RC.02.01.05 – Does the medical record document the use of restraint and/o seclusion?
·  Does staff document the following information involving the use of restraint/seclusion for non-behavioral health reasons?
-  Orders for use?
-  Results of patient monitoring?
-  Reassessments?
-  Unanticipated changed in the patient’s conditions? (PC.03.02.07, EPs 1 & 2)
·  Are all instances of the use of restraint protocols for non-behavioral health reasons documented in the medical record? (PC.03.02.05, EP 1)
·  Is the following information regarding the use of restraint/seclusion for behavioral health reasons included in the medical record?
-  Each episode of restraint/seclusion?
-  Circumstances that led to the use of restraint/seclusion?
-  Consideration or failure of nonphysical alternatives?

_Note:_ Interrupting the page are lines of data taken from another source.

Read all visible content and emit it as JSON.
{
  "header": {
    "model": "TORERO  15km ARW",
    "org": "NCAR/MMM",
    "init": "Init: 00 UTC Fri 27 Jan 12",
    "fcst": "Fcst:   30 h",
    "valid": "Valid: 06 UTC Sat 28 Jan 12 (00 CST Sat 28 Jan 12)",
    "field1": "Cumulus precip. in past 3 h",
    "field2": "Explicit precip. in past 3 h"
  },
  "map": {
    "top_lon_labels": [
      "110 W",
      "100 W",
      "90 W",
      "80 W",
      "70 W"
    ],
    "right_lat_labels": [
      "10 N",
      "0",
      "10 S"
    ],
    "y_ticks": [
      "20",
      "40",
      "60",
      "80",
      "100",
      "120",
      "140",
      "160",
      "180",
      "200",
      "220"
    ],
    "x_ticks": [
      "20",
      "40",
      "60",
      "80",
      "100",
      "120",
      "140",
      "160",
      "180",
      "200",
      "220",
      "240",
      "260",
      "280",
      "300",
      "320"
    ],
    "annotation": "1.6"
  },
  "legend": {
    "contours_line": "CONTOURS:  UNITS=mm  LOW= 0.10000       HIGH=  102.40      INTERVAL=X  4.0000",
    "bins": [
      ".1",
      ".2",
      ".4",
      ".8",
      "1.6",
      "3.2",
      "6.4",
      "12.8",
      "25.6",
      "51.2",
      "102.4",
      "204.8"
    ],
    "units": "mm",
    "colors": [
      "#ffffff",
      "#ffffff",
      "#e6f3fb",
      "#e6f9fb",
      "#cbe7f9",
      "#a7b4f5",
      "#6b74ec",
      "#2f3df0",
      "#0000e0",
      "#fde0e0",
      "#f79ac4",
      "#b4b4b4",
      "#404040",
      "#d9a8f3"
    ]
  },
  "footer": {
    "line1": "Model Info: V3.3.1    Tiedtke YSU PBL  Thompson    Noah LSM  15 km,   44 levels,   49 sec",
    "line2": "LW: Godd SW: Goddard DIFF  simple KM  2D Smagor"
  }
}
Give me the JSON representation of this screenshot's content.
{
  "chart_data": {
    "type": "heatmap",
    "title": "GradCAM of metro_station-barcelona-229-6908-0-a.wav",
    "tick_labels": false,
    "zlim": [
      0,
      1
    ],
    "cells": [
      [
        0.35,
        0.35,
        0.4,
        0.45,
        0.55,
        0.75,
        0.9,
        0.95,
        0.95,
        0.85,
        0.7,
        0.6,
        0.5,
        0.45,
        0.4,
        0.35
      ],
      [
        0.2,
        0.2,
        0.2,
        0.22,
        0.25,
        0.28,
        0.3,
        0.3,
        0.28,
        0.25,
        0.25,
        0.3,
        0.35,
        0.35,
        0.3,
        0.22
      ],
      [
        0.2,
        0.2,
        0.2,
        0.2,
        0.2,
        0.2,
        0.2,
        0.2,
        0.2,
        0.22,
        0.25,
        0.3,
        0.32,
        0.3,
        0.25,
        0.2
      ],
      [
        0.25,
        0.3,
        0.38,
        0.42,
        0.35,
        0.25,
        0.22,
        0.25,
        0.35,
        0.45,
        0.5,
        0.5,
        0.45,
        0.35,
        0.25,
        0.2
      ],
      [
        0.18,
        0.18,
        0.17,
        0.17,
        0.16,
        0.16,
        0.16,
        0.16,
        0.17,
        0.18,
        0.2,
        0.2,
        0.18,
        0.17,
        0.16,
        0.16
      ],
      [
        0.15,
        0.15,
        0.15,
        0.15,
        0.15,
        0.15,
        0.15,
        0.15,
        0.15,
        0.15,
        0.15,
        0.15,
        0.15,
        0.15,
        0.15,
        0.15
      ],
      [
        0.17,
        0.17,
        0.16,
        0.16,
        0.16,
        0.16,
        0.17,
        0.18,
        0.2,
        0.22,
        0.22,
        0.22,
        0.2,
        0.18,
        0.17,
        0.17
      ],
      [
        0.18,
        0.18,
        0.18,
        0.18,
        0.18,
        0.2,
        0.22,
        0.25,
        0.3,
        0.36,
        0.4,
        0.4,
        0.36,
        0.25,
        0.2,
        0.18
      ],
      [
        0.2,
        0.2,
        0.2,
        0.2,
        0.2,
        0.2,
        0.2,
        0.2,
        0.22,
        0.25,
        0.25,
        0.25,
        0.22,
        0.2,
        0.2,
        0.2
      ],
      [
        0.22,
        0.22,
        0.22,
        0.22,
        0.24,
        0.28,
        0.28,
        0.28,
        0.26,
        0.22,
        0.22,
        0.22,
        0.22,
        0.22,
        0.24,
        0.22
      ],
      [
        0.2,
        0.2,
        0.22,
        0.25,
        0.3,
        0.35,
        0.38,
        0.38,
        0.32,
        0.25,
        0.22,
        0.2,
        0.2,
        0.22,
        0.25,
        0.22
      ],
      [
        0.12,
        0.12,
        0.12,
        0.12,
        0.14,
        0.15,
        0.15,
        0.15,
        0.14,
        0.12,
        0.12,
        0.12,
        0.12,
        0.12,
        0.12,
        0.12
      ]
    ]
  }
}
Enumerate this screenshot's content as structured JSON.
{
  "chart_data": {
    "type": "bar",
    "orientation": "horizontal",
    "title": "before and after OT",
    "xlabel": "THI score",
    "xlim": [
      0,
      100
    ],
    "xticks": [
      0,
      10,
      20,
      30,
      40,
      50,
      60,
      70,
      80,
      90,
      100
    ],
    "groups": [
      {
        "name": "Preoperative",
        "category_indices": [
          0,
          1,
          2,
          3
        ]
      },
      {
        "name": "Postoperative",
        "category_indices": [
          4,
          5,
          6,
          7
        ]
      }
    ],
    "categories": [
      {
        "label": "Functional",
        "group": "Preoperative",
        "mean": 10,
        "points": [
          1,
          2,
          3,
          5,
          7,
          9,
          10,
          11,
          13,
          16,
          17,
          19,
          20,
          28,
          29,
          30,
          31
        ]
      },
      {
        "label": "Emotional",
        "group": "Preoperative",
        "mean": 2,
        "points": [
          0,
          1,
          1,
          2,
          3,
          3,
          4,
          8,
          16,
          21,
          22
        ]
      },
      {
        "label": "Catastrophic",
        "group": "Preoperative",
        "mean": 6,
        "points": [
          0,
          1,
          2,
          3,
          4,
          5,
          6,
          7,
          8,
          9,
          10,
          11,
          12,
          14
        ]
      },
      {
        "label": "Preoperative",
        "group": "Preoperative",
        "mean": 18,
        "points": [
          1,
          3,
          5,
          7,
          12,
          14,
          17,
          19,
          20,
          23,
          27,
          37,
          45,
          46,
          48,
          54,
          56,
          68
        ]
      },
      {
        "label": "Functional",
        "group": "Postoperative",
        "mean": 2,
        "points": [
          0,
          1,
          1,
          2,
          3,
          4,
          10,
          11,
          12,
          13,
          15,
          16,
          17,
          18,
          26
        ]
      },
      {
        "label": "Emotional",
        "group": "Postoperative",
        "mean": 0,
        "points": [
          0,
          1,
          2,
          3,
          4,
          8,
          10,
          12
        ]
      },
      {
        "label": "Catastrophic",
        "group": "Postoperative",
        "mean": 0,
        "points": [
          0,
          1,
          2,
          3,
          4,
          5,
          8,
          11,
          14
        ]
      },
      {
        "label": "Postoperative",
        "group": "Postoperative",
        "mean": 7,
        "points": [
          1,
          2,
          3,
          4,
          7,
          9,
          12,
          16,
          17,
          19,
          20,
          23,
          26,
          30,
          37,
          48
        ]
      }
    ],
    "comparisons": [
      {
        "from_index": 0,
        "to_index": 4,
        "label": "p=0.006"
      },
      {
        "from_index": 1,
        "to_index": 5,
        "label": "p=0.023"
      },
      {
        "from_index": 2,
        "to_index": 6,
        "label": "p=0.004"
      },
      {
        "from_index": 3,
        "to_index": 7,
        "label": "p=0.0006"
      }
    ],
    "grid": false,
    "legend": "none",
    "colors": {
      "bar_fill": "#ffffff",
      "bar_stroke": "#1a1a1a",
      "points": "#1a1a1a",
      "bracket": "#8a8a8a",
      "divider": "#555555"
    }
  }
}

-  Rationale for the use of the type of physical intervention?
-  Written orders? (PC.03.03.13, EPs 1-3)
-  Each verbal order received from the LIP? (PC.03.03.17, EP 1)
-  Each in-person evaluation and reevaluation?
-  Each 15-minute assessment of the patient’s status? (PC.03.03.07, EP 5)_
-  Continuous monitoring of the patient? (PC.03.03.25, EPs 1 & 2)
-  Any preexisting medical conditions or physical disability that would place the patient at greater risk during an episode of restraint/seclusion?